Introduction
Today, we welcome a guest post from our technology partner Streamkap, an out-of-the-box change data capture (CDC) solution for ClickHouse. This blog dives into the details and challenges of building such a product. For those of you who just want a working out-of-the-box CDC solution for ClickHouse, we are pleased to recommend Streamkap as a hosted service.
We’re excited to announce our new ClickHouse connector for streaming CDC data into ClickHouse from databases such as PostgreSQL, MySQL, SQL Server, Oracle & MongoDB.
Streamkap recently switched to ClickHouse to process all of our logs and metrics in real-time after we found that other solutions failed to achieve the query performance we required. Upon adopting ClickHouse ourselves, we wished to start offering a ClickHouse CDC integration but found issues with the existing connectors available, so we set out to build a new connector that addresses these issues.

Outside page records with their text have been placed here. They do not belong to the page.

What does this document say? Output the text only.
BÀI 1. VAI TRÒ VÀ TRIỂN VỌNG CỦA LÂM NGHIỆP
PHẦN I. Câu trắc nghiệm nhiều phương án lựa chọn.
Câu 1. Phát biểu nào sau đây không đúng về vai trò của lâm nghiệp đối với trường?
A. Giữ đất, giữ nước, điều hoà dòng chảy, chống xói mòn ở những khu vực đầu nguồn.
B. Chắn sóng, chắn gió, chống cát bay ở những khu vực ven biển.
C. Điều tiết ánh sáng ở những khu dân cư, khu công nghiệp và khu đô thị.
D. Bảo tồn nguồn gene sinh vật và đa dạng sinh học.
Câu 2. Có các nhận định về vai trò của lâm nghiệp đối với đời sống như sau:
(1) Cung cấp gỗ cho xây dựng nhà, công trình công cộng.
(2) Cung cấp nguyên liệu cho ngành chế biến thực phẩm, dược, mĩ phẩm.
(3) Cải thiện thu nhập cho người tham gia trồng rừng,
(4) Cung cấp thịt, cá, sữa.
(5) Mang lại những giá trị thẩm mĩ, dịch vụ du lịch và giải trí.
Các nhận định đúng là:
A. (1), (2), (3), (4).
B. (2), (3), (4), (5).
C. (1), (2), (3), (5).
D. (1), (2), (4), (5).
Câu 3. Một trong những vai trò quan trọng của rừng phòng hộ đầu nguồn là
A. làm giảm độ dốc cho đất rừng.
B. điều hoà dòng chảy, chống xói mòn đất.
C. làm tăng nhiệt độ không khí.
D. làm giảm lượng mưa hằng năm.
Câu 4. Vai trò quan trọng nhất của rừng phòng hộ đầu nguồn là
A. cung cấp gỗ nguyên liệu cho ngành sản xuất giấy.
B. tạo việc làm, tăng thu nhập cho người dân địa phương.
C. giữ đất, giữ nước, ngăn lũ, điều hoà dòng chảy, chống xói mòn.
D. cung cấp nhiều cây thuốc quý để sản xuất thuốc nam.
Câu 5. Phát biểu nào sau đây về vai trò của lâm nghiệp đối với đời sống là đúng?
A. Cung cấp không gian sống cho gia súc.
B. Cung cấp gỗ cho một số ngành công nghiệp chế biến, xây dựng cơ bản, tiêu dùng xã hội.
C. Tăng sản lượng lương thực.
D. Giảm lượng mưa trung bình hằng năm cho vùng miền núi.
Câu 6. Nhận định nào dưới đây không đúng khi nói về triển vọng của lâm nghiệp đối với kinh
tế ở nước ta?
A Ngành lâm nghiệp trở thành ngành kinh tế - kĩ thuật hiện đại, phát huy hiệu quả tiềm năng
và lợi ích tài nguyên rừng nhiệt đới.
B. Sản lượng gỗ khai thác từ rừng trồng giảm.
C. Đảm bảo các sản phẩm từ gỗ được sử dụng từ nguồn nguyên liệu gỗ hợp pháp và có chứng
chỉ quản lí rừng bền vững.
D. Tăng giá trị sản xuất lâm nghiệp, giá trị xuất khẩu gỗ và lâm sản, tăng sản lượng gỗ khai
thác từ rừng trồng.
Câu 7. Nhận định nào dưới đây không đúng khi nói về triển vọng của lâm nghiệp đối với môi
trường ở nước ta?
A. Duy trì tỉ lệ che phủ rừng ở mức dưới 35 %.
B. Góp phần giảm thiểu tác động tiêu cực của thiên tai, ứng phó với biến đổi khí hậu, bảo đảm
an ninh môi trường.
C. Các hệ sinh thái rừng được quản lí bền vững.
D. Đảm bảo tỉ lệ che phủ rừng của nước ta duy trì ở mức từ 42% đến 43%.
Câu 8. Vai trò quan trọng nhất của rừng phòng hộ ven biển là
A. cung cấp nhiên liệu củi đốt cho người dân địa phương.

In this post, we assume you’re familiar with the ClickHouse database and the concept of Change Data Capture (CDC), but if not, you can learn more by reading about Change Data Capture in Streaming.

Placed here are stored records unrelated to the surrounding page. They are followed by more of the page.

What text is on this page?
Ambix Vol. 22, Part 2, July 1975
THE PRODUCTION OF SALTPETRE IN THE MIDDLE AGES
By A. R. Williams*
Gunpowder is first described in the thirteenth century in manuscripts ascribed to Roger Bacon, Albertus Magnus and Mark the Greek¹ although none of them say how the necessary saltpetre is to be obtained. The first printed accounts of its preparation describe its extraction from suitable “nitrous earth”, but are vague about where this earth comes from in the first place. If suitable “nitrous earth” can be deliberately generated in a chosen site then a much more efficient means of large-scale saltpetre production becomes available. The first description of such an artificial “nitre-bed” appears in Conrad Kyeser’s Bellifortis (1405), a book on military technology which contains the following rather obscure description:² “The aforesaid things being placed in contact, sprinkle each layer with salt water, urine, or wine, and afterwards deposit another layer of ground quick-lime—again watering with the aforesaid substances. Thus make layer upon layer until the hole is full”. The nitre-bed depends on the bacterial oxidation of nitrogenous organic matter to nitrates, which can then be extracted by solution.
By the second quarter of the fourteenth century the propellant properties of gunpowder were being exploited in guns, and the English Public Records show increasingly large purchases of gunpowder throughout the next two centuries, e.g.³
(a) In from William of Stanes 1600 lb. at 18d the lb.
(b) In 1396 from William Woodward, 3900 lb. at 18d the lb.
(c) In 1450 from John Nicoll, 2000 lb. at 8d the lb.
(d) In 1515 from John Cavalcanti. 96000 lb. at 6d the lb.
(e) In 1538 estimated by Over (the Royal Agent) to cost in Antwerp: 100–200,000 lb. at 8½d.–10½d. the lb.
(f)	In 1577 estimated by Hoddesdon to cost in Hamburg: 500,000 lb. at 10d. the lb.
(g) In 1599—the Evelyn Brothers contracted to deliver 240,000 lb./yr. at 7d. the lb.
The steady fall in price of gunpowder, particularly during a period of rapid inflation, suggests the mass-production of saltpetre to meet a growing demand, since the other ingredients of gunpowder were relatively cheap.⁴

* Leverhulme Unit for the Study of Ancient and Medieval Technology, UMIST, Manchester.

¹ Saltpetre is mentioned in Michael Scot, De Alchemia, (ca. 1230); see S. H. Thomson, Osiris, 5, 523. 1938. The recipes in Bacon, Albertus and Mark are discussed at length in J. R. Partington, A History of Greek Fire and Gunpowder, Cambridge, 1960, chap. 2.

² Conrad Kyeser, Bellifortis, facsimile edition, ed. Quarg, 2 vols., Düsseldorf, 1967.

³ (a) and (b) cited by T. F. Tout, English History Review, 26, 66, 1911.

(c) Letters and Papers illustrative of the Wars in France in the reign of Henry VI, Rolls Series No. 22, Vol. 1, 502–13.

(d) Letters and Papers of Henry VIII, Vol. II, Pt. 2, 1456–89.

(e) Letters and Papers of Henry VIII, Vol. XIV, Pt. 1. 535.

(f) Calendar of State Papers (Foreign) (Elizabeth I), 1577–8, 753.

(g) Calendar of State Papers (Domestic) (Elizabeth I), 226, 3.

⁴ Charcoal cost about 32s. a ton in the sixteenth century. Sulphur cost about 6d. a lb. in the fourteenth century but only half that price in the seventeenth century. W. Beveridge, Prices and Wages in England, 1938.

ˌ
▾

We will dive into the challenges of building a CDC solution for ClickHouse and how we have addressed these, discussing how we handle schema evolution, data consistency, and snapshotting. Finally, we show this can all be achieved while maintaining a performant streaming pipeline.
Technologies
ClickHouse is an open-source column-oriented database. A column-oriented structure means data is stored and retrieved by columns rather than by rows. ClickHouse has become the de-facto choice for building real-time applications due to its ability to ingest large volumes as well as materialize the data at write instead of at read time. This results in significantly faster queries, making ClickHouse suitable for serving real-time applications.
Streamkap is a serverless streaming platform enabling real-time Change Data Capture (CDC) ingestion into ClickHouse. Under the hood, technologies such as Kafka, Debezium, Flink are combined with production-grade connectors/pipelines.

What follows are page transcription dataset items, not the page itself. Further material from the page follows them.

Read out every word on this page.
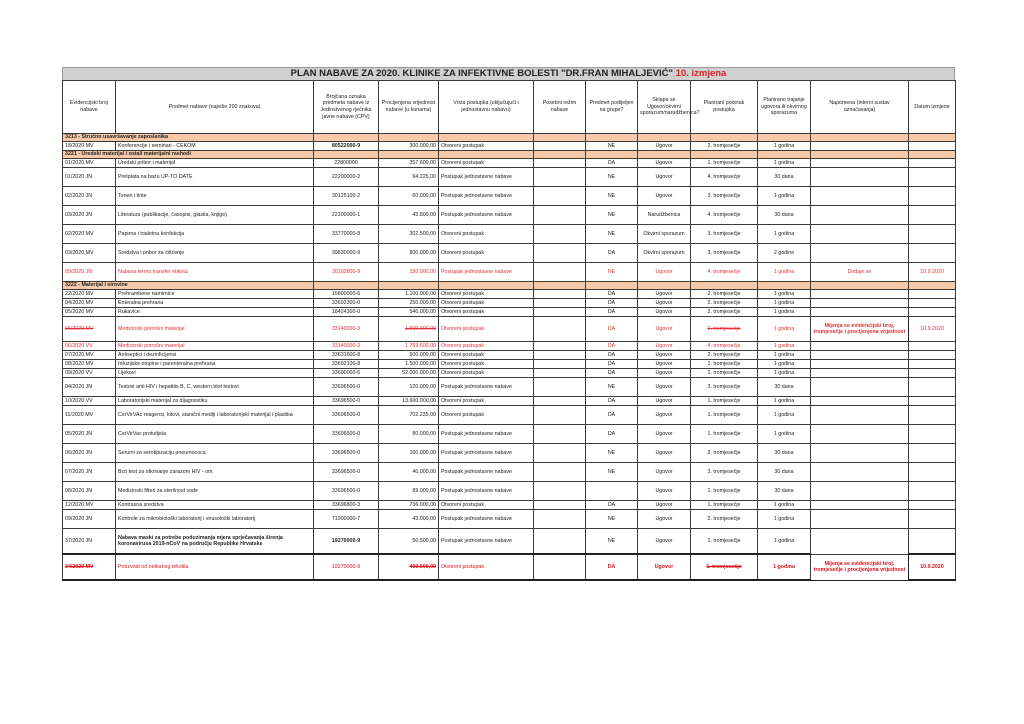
PLAN NABAVE ZA 2020. KLINIKE ZA INFEKTIVNE BOLESTI "DR.FRAN MIHALJEVIĆ" 10. izmjena
Evidencijski broj nabave	Predmet nabave (najviše 200 znakova)	Brojčana oznaka predmeta nabave iz Jedinstvenog rječnika javne nabave (CPV)	Procijenjena vrijednost nabave (u kunama)	Vrsta postupka (uključujući i jednostavnu nabavu)	Posebni režim nabave	Predmet podijeljen na grupe?	Sklapa se Ugovor/okvirni sporazum/narudžbenica?	Planirani početak postupka	Planirano trajanje ugovora ili okvirnog sporazuma	Napomena (interni sustav označavanja)	Datum izmjene
3213 - Stručno usavršavanje zaposlenika											
18/2020 MV	Konferencije i seminari - CEKOM	80522000-9	300.000,00	Otvoreni postupak		NE	Ugovor	2. tromjesečje	1 godina		
3221 - Uredski materijal i ostali materijalni rashodi											
01/2020 MV	Uredski pribor i materijal	22800000	357.600,00	Otvoreni postupak		DA	Ugovor	1. tromjesečje	1 godina		
01/2020 JN	Pretplata na bazu UP-TO DATE	22200000-2	94.225,00	Postupak jednostavne nabave		NE	Ugovor	4. tromjesečje	30 dana		
02/2020 JN	Toneri i tinte	30125100-2	60.000,00	Postupak jednostavne nabave		NE	Ugovor	3. tromjesečje	1 godina		
03/2020 JN	Literatura (publikacije, časopisi, glasila, knjige)	22100000-1	43.800,00	Postupak jednostavne nabave		NE	Narudžbenica	4. tromjesečje	30 dana		
02/2020 MV	Papirna i toaletna konfekcija	33770000-8	302.500,00	Otvoreni postupak		NE	Okvirni sporazum	3. tromjesečje	1 godina		
03/2020 MV	Sredstva i pribor za čišćenje	39830000-9	800.000,00	Otvoreni postupak		DA	Okvirni sporazum	3. tromjesečje	2 godine		
89/2020 JN	Nabava termo transfer etiketa	30192800-9	150.000,00	Postupak jednostavne nabave		NE	Ugovor	4. tromjesečje	1 godina	Dodaje se	10.9.2020
3222 - Materijal i sirovine											
22/2020 MV	Prehrambene namirnice	15800000-6	1.100.000,00	Otvoreni postupak		DA	Ugovor	2. tromjesečje	1 godina		
04/2020 MV	Enteralna prehrana	33692300-0	250.000,00	Otvoreni postupak		DA	Ugovor	2. tromjesečje	1 godina		
05/2020 MV	Rukavice	18424300-0	540.000,00	Otvoreni postupak		DA	Ugovor	2. tromjesečje	1 godina		
06/2020 MV	Medicinski potrošni materijal	33140000-3	1.500.000,00	Otvoreni postupak		DA	Ugovor	2. tromjesečje	1 godina	Mijenja se evidencijski broj, tromjesečje i procijenjena vrijednost	10.9.2020
06/2020 VV	Medicinski potrošni materijal	33140000-3	1.769.600,00	Otvoreni postupak		DA	Ugovor	4. tromjesečje	1 godina		
07/2020 MV	Antiseptici i dezinficijensi	33631600-8	500.000,00	Otvoreni postupak		DA	Ugovor	2. tromjesečje	1 godina		
08/2020 MV	Infuzijske otopine i parenteralna prehrana	33692100-8	1.500.000,00	Otvoreni postupak		DA	Ugovor	1. tromjesečje	1 godina		
09/2020 VV	Lijekovi	33600000-6	52.000.000,00	Otvoreni postupak		DA	Ugovor	1. tromjesečje	1 godina		
04/2020 JN	Testovi anti HIV i hepatitis B, C, western blot testovi	33696500-0	120.000,00	Postupak jednostavne nabave		NE	Ugovor	3. tromjesečje	30 dana		
10/2020 VV	Laboratorijski materijal za dijagnostiku	33696500-0	13.600.000,00	Otvoreni postupak		DA	Ugovor	1. tromjesečje	1 godina		
11/2020 MV	CerVirVAc reagensi, kitovi, stanični mediji i laboratorijski materijal i plastika	33696500-0	702.235,00	Otvoreni postupak		DA	Ugovor	1. tromjesečje	1 godina		
05/2020 JN	CerVirVac protutijela	33696500-0	80.000,00	Postupak jednostavne nabave		DA	Ugovor	1. tromjesečje	1 godina		
06/2020 JN	Serumi za serotipizaciju pneumococa	33696500-0	160.000,00	Postupak jednostavne nabave		NE	Ugovor	2. tromjesečje	30 dana		
07/2020 JN	Brzi test za otkrivanje zarazom HIV - om	33696500-0	40.000,00	Postupak jednostavne nabave		NE	Ugovor	3. tromjesečje	30 dana		
08/2020 JN	Medicinski filteri za sterilnost vode	33696500-0	89.000,00	Postupak jednostavne nabave			Ugovor	1. tromjesečje	30 dana		
12/2020 MV	Kontrasna sredstva	33696800-3	736.000,00	Otvoreni postupak		DA	Ugovor	1. tromjesečje	1 godina		
09/2020 JN	Kontrole za mikrobiološki laboratorij i virusološki laboratorij	71900000-7	43.000,00	Postupak jednostavne nabave		NE	Ugovor	2. tromjesečje	1 godina		
37/2020 JN	Nabava maski za potrebe poduzimanja mjera sprječavanja širenja koronavirusa 2019-nCoV na području Republike Hrvatske	19270000-9	50.500,00	Postupak jednostavne nabave		NE	Ugovor	1. tromjesečje	1 godina		
34/2020 MV	Proizvodi od netkanog tekstila	19270000-9	400.000,00	Otvoreni postupak		DA	Ugovor	1. tromjesečje	1 godina	Mijenja se evidencijski broj, tromjesečje i procijenjena vrijednost	10.9.2020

Here is an overview of how Streamkap streams from a database to ClickHouse.
Challenges
When we first looked to stream CDC data to ClickHouse, we went looking for existing connectors we could use. After reviewing the official ClickHouse Kafka Connect connector, as well as others on the market, we soon realized that we would need to modify them extensively to support varying use cases. Realizing these connectors would need extensive modifications, we set about building our own solution. Below are some key requirements we needed to ensure were addressed before we could bring our solution to production.
Data typing
Data types were not well supported by existing solutions:
- Nested Struct
- Nested Array, arrays containing nested Struct
- Timestamp with microsecond precision
- Time with microsecond precision
- Date without time information (days since epoch)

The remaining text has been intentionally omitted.